First, a shout-out to my blogging buddy, Julie Larios, who has
an article in the latest issue of
Horn Book called "Harbors that Pleased Me Like Sonnets." Congratulations!! I shall badger my postman until my copy arrives.
Now on to today's post.
Who knew that one day my art history training would pay off? Behold:
A focal point gives composition its sense of balance. It draws the viewer's eye to the main element of the work, which often isn't smack-dab in the center. Typically, the artist uses lines and shapes to lead our eyes to the focal point, thusly:
Even though there are two figures in this Mary Cassatt piece, the focal point is the mother's face. The figure of the young girl is a secondary focal point, even though she appears in precisely the center of the composition. I believe most people's eyes shoot directly to the triangle made by the woman's face and hands first. She is the primary figure in the painting.
So what if you're designing a cover for a book with two main characters who are equally important? Can a composition with two figures in it work when there is no single focal point?
Welcome to My Neighborhood: A Barrio ABC by Quiara AlegrÃa Hudes, illustrated by Shino Arihara, is due out this summer from Arthur A. Levine books (Scholastic). This is, obviously, an ABC book about the barrio. One child shows the other, a visitor, around her neighborhood. Its two cover figures are separated by a significant amount of space, even though the description says they are friends. Not sure why. Is it to remind us that they come from different places? The horizontal nature of, and the rectangular elements in, this composition lend a safe, tranquil air to the cover -- and maybe that's why the artist left space between the figures(?).

These fellows will soon grace the cover of a picture book called
Day and Night by Teddy Newton (Chronicle/Disney Pixar). First, they'll be the stars of an upcoming short film to be shown in theaters before
Toy Story 3 this summer, then this picture book (40 pages!) is slated to appear in stores later in the summer. So I don't know their story yet, but unlike the two friends above, these chubby fellows are connected even though they don't touch. There is use here of the negative space between the two figures; it makes one of those pleasing triangles. Neither figure is more important than the other. I hesitate to call the space between them a "focal point" but it's something to think about. They are both looking toward that space between.
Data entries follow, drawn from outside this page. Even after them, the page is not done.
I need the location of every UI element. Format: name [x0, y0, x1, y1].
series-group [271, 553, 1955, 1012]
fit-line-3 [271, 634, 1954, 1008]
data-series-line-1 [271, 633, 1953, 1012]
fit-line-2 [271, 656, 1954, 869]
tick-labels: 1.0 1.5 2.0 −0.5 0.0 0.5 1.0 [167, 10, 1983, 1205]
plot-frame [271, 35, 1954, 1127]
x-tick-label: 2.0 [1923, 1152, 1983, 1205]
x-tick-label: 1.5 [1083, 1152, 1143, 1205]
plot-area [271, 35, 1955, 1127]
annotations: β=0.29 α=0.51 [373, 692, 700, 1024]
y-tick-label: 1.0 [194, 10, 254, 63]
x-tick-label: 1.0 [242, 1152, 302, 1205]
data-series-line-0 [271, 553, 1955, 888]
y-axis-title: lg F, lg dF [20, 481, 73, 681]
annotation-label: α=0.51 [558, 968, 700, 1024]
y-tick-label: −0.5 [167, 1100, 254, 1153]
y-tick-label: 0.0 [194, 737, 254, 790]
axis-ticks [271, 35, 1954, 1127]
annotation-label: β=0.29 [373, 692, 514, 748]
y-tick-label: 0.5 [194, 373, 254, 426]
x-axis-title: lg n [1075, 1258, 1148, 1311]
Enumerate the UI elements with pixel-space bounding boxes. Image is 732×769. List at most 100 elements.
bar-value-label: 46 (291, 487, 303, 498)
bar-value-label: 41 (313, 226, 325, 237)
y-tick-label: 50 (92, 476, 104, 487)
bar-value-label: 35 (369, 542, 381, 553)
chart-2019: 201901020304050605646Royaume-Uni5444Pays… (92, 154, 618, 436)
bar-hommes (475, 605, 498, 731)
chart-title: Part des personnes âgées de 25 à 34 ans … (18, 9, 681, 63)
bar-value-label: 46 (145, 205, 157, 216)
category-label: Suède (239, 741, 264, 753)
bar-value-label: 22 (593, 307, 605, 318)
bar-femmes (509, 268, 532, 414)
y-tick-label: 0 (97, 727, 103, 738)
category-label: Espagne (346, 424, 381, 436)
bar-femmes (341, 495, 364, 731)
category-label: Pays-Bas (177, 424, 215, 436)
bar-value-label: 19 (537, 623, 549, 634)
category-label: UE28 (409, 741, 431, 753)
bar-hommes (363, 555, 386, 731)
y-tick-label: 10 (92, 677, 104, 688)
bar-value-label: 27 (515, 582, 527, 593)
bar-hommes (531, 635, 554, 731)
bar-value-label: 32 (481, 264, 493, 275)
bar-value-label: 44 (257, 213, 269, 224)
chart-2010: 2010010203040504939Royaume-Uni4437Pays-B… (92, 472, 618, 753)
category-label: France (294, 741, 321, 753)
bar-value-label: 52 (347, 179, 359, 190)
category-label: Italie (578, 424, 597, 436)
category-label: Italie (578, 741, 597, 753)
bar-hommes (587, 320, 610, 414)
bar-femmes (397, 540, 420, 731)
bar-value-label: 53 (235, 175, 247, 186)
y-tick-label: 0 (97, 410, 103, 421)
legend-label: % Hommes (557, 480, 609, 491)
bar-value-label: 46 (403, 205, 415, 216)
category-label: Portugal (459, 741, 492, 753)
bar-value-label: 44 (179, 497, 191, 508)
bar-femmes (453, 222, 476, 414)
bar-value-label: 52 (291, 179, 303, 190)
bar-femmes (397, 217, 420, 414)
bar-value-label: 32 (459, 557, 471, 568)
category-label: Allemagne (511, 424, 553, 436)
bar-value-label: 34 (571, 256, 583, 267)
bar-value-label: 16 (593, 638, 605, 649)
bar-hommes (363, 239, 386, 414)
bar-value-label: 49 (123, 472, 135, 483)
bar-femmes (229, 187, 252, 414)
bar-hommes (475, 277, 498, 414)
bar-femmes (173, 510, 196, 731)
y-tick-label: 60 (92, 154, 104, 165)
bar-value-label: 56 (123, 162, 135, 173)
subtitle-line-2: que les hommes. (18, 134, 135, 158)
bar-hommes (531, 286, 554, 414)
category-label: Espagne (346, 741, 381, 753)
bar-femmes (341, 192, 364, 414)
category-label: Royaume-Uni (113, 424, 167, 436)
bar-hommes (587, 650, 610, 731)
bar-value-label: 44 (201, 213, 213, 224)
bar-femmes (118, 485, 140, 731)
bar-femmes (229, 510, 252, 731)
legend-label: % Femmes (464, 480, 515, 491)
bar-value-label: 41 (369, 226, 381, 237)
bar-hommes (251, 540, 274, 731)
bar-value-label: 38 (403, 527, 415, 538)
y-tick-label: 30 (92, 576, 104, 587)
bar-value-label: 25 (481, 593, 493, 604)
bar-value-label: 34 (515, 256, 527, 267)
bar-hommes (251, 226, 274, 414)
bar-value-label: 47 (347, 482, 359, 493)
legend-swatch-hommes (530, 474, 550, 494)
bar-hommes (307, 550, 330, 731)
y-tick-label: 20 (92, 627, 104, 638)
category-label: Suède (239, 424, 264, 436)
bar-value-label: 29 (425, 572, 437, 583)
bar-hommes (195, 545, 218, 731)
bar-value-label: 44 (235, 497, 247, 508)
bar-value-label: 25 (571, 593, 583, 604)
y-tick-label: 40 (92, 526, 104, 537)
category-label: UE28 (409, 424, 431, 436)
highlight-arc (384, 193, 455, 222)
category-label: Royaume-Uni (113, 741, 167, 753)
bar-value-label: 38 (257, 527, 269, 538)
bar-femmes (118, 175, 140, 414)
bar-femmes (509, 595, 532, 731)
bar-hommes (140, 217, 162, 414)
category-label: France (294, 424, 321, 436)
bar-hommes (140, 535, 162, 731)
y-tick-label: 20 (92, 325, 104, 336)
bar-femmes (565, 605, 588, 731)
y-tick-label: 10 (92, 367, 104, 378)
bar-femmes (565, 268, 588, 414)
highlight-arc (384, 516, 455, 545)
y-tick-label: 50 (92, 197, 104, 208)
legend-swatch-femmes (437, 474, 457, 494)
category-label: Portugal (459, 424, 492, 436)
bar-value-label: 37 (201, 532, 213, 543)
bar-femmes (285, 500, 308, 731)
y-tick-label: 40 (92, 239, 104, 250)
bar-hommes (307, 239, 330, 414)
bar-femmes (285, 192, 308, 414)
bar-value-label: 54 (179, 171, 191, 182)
Talk about your triangles. The two headless figures on the cover of
Boys, Bears, and a Serious Pair of Hiking Boots by Abby McDonald (Candlewick, April, 2010) are all about angles, tri- and otherwise. Main character, Jenna (a suburban girl from New Jersey), visits Canada, hoping to commune with nature and boys. This novel isn't about two main characters with equal billing, but the dual figures on its cover leave no doubt that romance is on the main character's mind. Arguably, the placement of the oars and boots on the dock may point to the female as being more or less the true focal point of this composition. And the two figures are connected. Their feet are touching -- or almost touching.
This Means War! by Ellen Wittlinger (Simon and Schuster, April 2010) has two figures on it, equal sizes pretty much. Which one is the focal point? Both. Neither. They are so close to each other that they become one figure, in a way. And yet, they're turned away from each other, so we know there's conflict.
This Means War! is a middle-grade novel about a nine-day-long girls v. boys challenge, set against the backdrop of the Cuban missile crisis. Although a girl is the main character, it's her male former best friend with whom she is rowing, so he plays an important role.
Apparently, all those tuition checks and all that studying of grainy slides in a dark lecture hall was leading up to this moment. Hope you enjoyed it as much as I enjoyed putting it together.